On most clinic days people who come in with a “fever” rarely raise the temperature on a thermometer to normal (despite feeling very warm to the touch. But people in Ka Janvye were really running fevers today and the doctors found several cases of malaria. I guess the rainy season and the resultant surge in the mosquito population is taking its toll.
After seeing over 150 patients, we closed the clinic up and took a walk to the beach.
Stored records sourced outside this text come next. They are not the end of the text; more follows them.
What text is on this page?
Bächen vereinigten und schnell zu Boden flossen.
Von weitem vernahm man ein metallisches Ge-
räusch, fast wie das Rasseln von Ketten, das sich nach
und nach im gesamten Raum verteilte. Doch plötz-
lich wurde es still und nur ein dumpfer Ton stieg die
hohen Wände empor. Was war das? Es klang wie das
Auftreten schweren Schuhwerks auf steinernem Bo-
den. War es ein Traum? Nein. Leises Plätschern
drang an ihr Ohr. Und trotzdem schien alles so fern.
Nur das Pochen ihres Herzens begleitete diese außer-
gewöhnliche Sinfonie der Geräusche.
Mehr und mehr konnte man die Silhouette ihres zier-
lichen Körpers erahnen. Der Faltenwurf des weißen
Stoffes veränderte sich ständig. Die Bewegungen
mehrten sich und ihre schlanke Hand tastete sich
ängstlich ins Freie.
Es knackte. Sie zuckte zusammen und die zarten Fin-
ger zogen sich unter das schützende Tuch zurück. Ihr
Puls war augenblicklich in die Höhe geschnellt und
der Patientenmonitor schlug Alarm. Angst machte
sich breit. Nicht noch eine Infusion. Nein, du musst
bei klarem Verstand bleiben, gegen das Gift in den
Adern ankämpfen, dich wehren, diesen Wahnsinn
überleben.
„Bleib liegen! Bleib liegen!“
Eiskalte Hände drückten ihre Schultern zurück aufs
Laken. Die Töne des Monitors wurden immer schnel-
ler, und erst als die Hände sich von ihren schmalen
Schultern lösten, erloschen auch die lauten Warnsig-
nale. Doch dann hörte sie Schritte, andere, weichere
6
A bunch of children joined us at the beach. Like all kids in Haiti they LOVE having their pictures taken with digital cameras and then seeing themselves on the view finder. Down the beach there were several men in a ship building yard making the raw skeletons of 35-40 foot boats out of the sawed off logs of palm trees. I’m sure that’s how it’s been done for generations.
After we got home, Fred and I and interpreter, Max, went down to take a four-legged cane and some medicines to people in his village. We had forgotten to take canes with us yesterday and did not have the medicines the doctors wanted to prescribe for two boys in one family. So we made house calls, walking behind Max on narrow paths through neighborhoods with the kids screaming in glee “Blanche, Blanche” which is Haitian for “white, white” at the unusual occurrence.
Max, wife and new born daughter
Fred stopped to make a house call on a new born baby that that he proclaimed in good health. We stopped to meet Max’s family and also check on his newborn baby daughter, also a chubby, healthy little tyke
We ended up at a proposed clinic site under some mango trees across a stream from an earthquake ravaged Voodoo Temple. Max said we could borrow tables and chairs from the wrecked temple, but could not hold the clinic at the temple as the locals wouldn’t come into the site.
Just after going to bed, I heard the first sounds of an earthquake. We’ve been through many now in Indonesia, Sri Lanka and Haiti. But this was the first time I heard the moans and groans of faults rubbing together that other people have described to me. The quake itself was small and could only have lasted for a few seconds. It was the sound that was eerie.